6. Il résulte de ce qui précède que, compte tenu des circonstances de sa création, de sa mission des modalités de contrôle de son organisation et de son fonctionnement et de l'origine de ses ressources, le Foyer Municipal de Jeunes Travailleurs CARA ne peut être regardé comme une association " transparente " qui aurait en réalité le caractère d'un simple service de la commune de Saint-Ouen ou d'un démembrement de celle-ci. Par suite, la responsabilité de la commune de Saint-Ouen ne saurait être recherchée à raison des dettes contractées par l'association Foyer Municipal de Jeunes Travailleurs CARA.
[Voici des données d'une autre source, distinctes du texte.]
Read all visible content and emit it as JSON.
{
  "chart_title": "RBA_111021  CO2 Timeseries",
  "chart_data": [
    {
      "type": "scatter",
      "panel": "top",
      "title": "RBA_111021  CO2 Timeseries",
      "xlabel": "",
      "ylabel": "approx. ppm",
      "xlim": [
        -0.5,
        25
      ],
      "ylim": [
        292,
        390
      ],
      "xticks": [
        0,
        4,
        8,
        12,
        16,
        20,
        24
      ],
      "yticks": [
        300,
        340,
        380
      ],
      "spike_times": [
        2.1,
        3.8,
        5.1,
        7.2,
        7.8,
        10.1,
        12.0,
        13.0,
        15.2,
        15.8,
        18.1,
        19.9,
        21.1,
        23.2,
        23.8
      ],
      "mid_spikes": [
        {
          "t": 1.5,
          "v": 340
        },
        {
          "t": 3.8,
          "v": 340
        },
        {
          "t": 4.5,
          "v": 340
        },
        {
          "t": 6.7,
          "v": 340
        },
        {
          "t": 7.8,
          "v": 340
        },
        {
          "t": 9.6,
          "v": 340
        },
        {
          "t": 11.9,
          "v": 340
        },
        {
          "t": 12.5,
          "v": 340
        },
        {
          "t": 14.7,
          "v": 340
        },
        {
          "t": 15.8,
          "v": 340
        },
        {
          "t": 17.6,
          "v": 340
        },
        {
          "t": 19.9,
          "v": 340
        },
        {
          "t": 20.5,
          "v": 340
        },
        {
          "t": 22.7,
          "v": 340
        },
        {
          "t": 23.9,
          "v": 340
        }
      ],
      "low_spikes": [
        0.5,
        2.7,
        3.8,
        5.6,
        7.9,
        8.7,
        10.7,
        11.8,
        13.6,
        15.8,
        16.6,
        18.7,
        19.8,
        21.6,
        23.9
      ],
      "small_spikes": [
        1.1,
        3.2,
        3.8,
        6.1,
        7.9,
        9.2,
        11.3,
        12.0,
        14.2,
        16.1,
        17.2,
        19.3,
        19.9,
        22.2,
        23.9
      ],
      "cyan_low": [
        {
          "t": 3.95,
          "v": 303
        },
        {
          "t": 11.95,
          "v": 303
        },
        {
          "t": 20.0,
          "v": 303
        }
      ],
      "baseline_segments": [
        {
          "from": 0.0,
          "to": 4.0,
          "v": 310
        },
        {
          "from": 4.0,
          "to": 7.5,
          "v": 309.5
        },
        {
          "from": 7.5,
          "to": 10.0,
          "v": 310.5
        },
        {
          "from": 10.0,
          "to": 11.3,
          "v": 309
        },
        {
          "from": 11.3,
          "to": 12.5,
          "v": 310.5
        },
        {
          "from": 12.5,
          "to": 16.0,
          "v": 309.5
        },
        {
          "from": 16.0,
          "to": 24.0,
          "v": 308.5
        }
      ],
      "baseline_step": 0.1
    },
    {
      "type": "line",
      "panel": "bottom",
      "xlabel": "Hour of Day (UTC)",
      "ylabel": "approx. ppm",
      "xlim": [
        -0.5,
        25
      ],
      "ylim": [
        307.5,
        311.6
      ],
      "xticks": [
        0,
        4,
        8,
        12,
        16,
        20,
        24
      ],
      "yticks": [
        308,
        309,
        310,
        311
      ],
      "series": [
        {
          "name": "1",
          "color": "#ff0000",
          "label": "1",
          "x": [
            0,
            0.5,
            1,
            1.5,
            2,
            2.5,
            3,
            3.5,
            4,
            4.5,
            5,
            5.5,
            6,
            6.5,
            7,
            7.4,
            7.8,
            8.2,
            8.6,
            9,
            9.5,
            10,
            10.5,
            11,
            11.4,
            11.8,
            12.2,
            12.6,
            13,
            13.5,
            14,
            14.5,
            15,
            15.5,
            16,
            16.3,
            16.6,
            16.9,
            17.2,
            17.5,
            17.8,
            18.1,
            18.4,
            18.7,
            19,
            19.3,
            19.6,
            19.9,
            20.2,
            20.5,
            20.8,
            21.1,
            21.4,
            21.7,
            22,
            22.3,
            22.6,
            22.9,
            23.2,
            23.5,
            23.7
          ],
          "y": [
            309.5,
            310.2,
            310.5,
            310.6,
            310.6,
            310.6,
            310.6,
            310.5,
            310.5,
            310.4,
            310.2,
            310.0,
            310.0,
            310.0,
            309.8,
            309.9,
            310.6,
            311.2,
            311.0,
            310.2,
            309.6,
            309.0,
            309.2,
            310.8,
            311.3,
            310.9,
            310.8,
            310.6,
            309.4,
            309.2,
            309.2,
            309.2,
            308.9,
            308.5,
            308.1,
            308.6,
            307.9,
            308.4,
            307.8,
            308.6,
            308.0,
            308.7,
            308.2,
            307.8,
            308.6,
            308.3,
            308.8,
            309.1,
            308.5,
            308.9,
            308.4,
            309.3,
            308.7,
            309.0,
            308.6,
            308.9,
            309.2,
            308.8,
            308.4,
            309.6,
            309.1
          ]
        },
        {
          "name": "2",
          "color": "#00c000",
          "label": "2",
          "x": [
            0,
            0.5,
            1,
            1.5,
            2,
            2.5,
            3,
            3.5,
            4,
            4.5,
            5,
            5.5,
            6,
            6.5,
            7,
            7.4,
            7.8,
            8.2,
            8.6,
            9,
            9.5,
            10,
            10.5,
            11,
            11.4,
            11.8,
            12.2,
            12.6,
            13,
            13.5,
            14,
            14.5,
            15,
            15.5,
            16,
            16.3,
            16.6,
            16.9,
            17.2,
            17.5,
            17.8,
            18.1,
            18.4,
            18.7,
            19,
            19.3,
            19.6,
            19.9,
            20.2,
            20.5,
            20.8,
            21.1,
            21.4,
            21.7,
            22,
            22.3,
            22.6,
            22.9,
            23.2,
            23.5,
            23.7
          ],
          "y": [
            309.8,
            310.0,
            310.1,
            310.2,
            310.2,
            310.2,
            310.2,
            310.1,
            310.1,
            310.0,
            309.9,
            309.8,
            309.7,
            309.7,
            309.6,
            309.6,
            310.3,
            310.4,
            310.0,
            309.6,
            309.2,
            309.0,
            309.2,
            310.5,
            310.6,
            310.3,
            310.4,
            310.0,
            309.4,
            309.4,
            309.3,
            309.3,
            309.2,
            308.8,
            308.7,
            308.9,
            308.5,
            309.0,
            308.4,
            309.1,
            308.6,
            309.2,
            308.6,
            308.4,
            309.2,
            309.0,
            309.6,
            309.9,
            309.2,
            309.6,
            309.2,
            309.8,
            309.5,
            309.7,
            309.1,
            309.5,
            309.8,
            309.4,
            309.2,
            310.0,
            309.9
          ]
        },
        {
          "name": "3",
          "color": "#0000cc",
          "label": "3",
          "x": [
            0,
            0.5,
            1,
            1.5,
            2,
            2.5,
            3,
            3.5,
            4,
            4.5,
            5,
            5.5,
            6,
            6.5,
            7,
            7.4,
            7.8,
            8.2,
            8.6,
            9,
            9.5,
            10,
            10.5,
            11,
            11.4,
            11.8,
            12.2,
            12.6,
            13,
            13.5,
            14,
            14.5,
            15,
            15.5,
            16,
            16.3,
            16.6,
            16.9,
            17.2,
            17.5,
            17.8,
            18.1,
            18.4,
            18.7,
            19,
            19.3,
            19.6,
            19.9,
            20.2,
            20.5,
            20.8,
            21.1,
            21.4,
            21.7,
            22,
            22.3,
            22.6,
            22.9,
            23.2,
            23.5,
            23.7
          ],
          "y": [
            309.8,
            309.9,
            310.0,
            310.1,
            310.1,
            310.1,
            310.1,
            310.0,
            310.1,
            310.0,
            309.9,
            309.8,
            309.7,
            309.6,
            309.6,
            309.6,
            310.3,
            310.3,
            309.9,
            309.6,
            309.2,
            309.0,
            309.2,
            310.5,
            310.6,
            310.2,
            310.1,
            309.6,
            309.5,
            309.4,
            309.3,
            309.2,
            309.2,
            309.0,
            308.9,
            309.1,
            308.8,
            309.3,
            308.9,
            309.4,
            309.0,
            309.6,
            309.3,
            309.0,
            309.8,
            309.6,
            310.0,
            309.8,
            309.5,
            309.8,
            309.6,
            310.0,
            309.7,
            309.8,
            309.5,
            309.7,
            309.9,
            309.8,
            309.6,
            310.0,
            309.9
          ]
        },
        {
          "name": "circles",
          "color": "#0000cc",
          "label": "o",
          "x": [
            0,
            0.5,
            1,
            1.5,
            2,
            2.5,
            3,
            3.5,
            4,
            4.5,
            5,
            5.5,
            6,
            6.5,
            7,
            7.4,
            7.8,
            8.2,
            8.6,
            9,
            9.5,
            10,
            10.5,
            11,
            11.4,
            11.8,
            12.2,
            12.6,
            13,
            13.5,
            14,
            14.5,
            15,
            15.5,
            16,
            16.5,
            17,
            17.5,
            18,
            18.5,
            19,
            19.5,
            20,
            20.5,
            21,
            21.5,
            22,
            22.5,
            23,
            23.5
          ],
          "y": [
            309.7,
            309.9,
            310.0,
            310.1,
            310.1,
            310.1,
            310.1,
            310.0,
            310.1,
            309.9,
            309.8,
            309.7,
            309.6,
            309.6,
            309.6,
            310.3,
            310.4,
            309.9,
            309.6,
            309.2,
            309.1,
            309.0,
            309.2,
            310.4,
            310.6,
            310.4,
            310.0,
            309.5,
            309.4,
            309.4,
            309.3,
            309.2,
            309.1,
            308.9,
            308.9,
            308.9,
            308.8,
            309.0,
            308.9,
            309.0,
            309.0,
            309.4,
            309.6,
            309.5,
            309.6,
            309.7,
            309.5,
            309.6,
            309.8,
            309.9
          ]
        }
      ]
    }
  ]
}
7. Il résulte de tout ce qui précède, sans qu'il soit besoin de se prononcer sur les fins de non-recevoir et l'exception de prescription invoqués par la commune de Saint-Ouen, que les conclusions de l'ASSOCIATION ALTERALIA tendant à ce que la commune de Saint-Ouen soit condamnée à lui verser la somme de 112 950 euros avec intérêts au taux légal à compter du
11 janvier 2016 au titre des prestations exécutées pour le compte du Foyer Municipal de Jeunes Travailleurs CARA doivent être rejetées.
Sur les frais liés à l'instance :
8. Dans les circonstances de l'espèce, il n'y a pas lieu de faire droit aux conclusions des parties présentées au titre de l'article L. 761-1 du code de justice administrative.
D É C I D E :
Article 1er : Le jugement n° 1604186 du Tribunal administratif de Montreuil du 12 octobre 2017 est annulé.
Article 2 : Les demandes de l'ASSOCIATION ALTERALIA présentées devant le Tribunal administratif de Montreuil et ses conclusions d'appel sont rejetées.
Article 3 : Le surplus des conclusions des parties est rejeté.